Post  Thu, Sep 24 2020, 1:25 am
I'm a BT and I got married last year in the JLE in London which is kinda litvish/haredi.
My mom is Jewish my dad is not, my grandmother got with me who is also not Jewish (my dads mom obviously my mothers mother refused to come).
My father refused to bentch me because he is an atheist and doesn't want to quote some biblical stuff he doesn't believe in, instead, he blessed me by saying ''may you be very lucky''. I find that funny and understandable this is how my dad is (I have a little of his character).
The sluchim prior to the wedding explained how a Jewish wedding looks like and is like this was helpful for my parents.
I advise that the relatives of your friends get heads up. For instance, Dutch people wait until everyone is served while we were in yichud dinner was served and all the Dutch were not eating till the sluchim of my city told it is ok to eat now xD It is helpful. And for more things, it was boiling hot and my husband has Gateshead family/kollel avreichim and so on and my mom wanted me to take off my top because it was too hot. She was kinda angry that I keep saying no. It was kinda embarassing that my mom was pulling my jacket in front of chareidi family she still doesn't understand and find it sectaric. So I truly advise keeping explain things regarding modesty and so on. However I think I had a more frummer wedding than she is getting.

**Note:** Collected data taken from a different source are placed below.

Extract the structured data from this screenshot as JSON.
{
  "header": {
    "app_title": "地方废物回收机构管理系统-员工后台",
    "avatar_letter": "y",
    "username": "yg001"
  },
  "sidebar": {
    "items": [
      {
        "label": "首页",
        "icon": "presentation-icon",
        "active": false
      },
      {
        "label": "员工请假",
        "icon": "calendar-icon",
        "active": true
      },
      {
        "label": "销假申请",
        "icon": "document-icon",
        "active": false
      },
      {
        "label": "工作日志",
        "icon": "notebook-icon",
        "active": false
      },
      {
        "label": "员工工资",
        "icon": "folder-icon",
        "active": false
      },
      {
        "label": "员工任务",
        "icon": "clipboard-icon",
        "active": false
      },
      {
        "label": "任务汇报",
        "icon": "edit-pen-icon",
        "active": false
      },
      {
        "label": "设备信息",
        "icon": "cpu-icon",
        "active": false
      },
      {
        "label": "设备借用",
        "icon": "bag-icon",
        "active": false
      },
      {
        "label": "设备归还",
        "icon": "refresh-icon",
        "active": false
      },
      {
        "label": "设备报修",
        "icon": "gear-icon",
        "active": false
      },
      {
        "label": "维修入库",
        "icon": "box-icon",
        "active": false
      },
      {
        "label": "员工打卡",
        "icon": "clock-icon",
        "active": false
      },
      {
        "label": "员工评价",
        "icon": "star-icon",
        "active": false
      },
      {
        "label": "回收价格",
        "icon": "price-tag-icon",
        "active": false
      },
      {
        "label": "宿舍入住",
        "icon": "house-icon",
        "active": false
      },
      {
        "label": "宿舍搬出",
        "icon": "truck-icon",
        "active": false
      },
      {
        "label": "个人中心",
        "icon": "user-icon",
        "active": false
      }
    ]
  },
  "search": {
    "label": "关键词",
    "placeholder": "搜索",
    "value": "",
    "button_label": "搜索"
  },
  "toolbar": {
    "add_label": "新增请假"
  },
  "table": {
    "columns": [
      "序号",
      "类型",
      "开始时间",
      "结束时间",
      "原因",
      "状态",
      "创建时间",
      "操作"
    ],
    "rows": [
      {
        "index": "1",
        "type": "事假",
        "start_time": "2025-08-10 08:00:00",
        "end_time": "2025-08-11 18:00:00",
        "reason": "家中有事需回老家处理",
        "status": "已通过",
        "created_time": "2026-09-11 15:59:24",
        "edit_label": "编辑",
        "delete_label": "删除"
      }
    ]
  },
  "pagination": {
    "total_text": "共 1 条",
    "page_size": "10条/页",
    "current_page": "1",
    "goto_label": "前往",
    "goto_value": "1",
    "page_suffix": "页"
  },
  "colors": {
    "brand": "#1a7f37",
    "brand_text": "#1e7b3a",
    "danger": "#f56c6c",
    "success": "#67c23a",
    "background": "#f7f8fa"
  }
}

My mother and MIL walked me down to the chuppah, and my father and DIL did it with my husband and also stood under the Chupa however the sluchim were close by also one was an eid.
The thing was, that both the times my mother and MIL gave the cup of wine, this is what I strongly asked the mesader kiddushin, because I didn't want my father to be left out, so he decided that the mothers give the wine and not the fathers so my dad would not be embarrassed. This was really important to me, however, I think my dad would not have been embarrassed (I honestly believe this) my mother would have found it and for months she has been rubbing in that she would be angry at me if my dad gets a different role...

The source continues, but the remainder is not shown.